In the eighth chapter of Proverbs, Jesus, speaking through the voice of Wisdom personified, captures a rare moment of intimacy for us.
The Lord possessed me in the beginning of his way, before his works of old. Then I was by him, as one brought up with him: and I was daily his delight, rejoicing always before him; rejoicing in the habitable part of his earth; and my delights were with the sons of men. Proverbs 8:22, 30-31
This incredible description of what it must have been like to be part of creation fires up our imaginations and awe, but it’s really an echo of the pattern God intended for every soul He created. He has vital projects that give drive and purpose to your life, and He’s preparing you for them. Just as Jesus labored as part of the Trinity in creation, the Lord wants you to experience this same level of intimacy with Him in your own working. He will convey the deep wealth of talent, value and resource He has invested in you. You are a co-laborer with Him.
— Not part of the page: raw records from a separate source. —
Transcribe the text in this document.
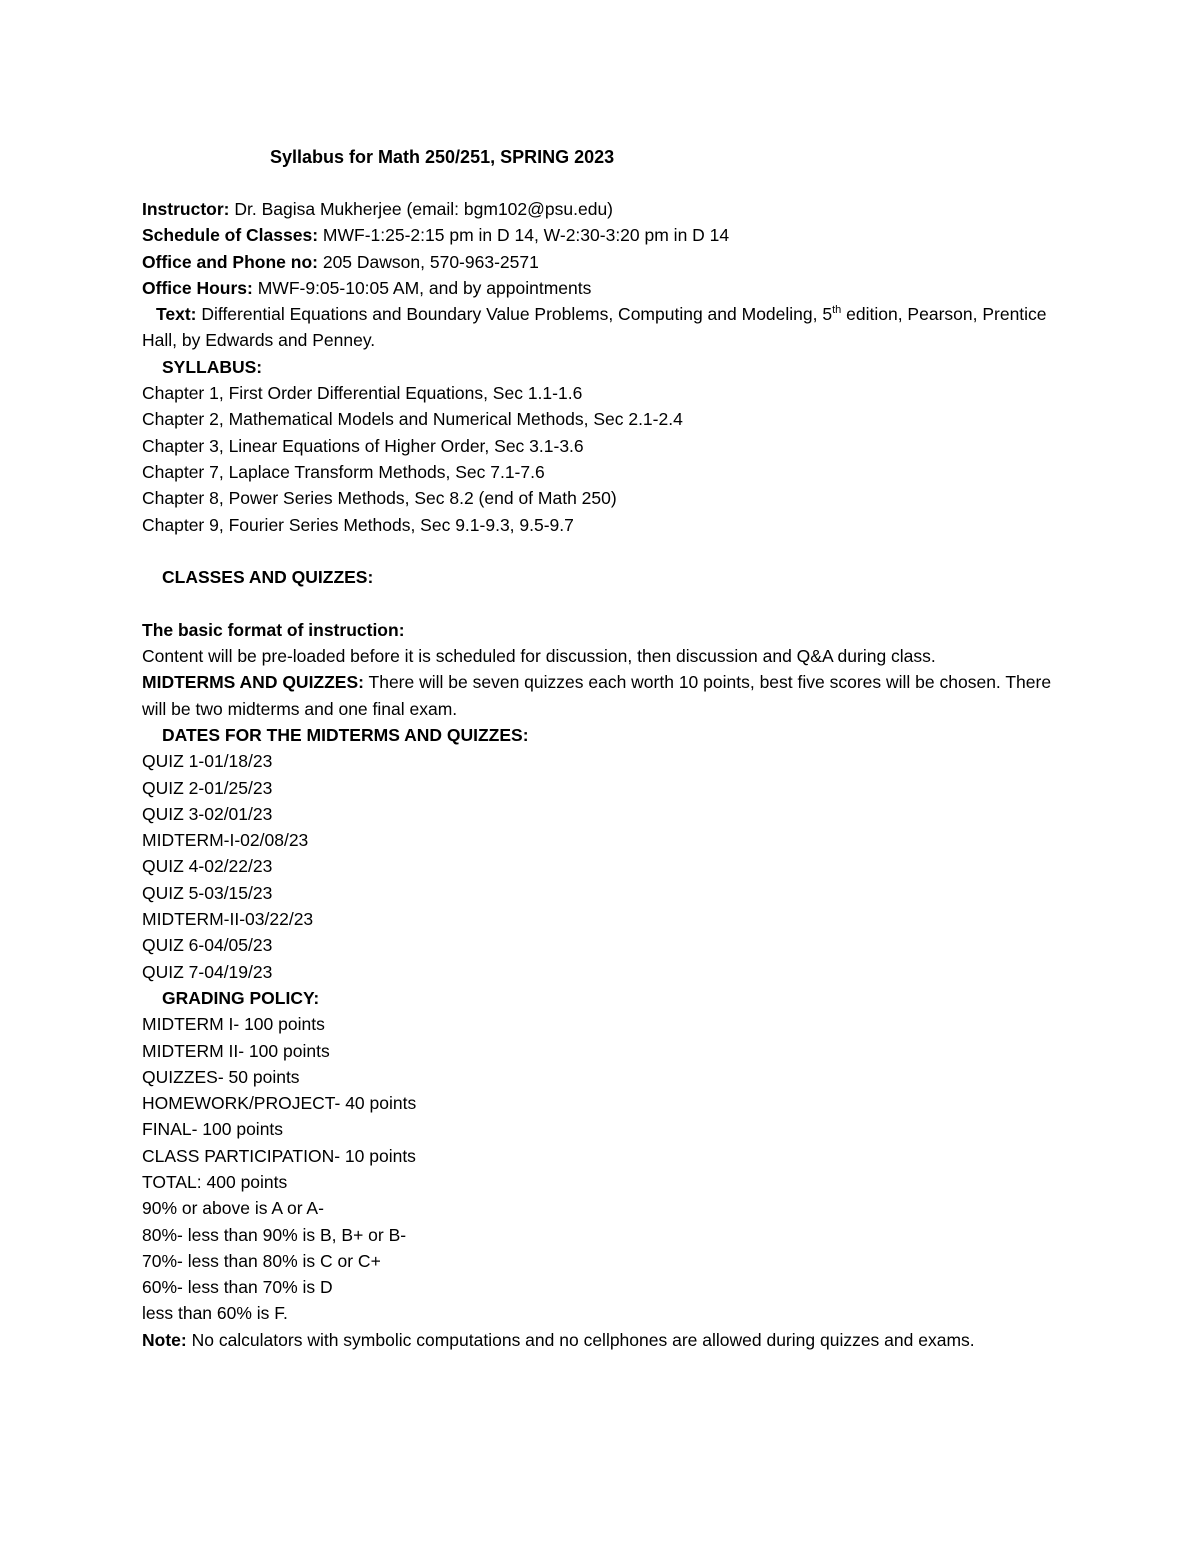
Syllabus for Math 250/251, SPRING 2023
Instructor: Dr. Bagisa Mukherjee (email: bgm102@psu.edu)
Schedule of Classes: MWF-1:25-2:15 pm in D 14, W-2:30-3:20 pm in D 14
Office and Phone no: 205 Dawson, 570-963-2571
Office Hours: MWF-9:05-10:05 AM, and by appointments
Text: Differential Equations and Boundary Value Problems, Computing and Modeling, 5th edition, Pearson, Prentice Hall, by Edwards and Penney.
SYLLABUS:
Chapter 1, First Order Differential Equations, Sec 1.1-1.6
Chapter 2, Mathematical Models and Numerical Methods, Sec 2.1-2.4
Chapter 3, Linear Equations of Higher Order, Sec 3.1-3.6
Chapter 7, Laplace Transform Methods, Sec 7.1-7.6
Chapter 8, Power Series Methods, Sec 8.2 (end of Math 250)
Chapter 9, Fourier Series Methods, Sec 9.1-9.3, 9.5-9.7
CLASSES AND QUIZZES:
The basic format of instruction:
Content will be pre-loaded before it is scheduled for discussion, then discussion and Q&A during class.
MIDTERMS AND QUIZZES: There will be seven quizzes each worth 10 points, best five scores will be chosen. There will be two midterms and one final exam.
DATES FOR THE MIDTERMS AND QUIZZES:
QUIZ 1-01/18/23
QUIZ 2-01/25/23
QUIZ 3-02/01/23
MIDTERM-I-02/08/23
QUIZ 4-02/22/23
QUIZ 5-03/15/23
MIDTERM-II-03/22/23
QUIZ 6-04/05/23
QUIZ 7-04/19/23
GRADING POLICY:
MIDTERM I- 100 points
MIDTERM II- 100 points
QUIZZES- 50 points
HOMEWORK/PROJECT- 40 points
FINAL- 100 points
CLASS PARTICIPATION- 10 points
TOTAL: 400 points
90% or above is A or A-
80%- less than 90% is B, B+ or B-
70%- less than 80% is C or C+
60%- less than 70% is D
less than 60% is F.
Note: No calculators with symbolic computations and no cellphones are allowed during quizzes and exams.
We can’t always sense purpose in the tedious, daily slog of our labors. At times, we despair of any level of breakthrough significance. The Days of Small Things do not, as a rule, commandeer our attention or transport us into raptures. They simply melt into one another with predictable monotony. But under closer examination, you’ll discover you’ve been building up of layers of dexterity and proficiency that will one day be summoned to their anointed moment. Like a mighty river, if you flow in His Spirit, work has meaning, momentum, and magnitude. The Lord will show Himself strong in your desire and tasking. He will prove Himself the originator of your passionate desire. Lift up your eyes. You too, are a Bezelel. You are a Takanashi. So, stop resisting, and get streamlined!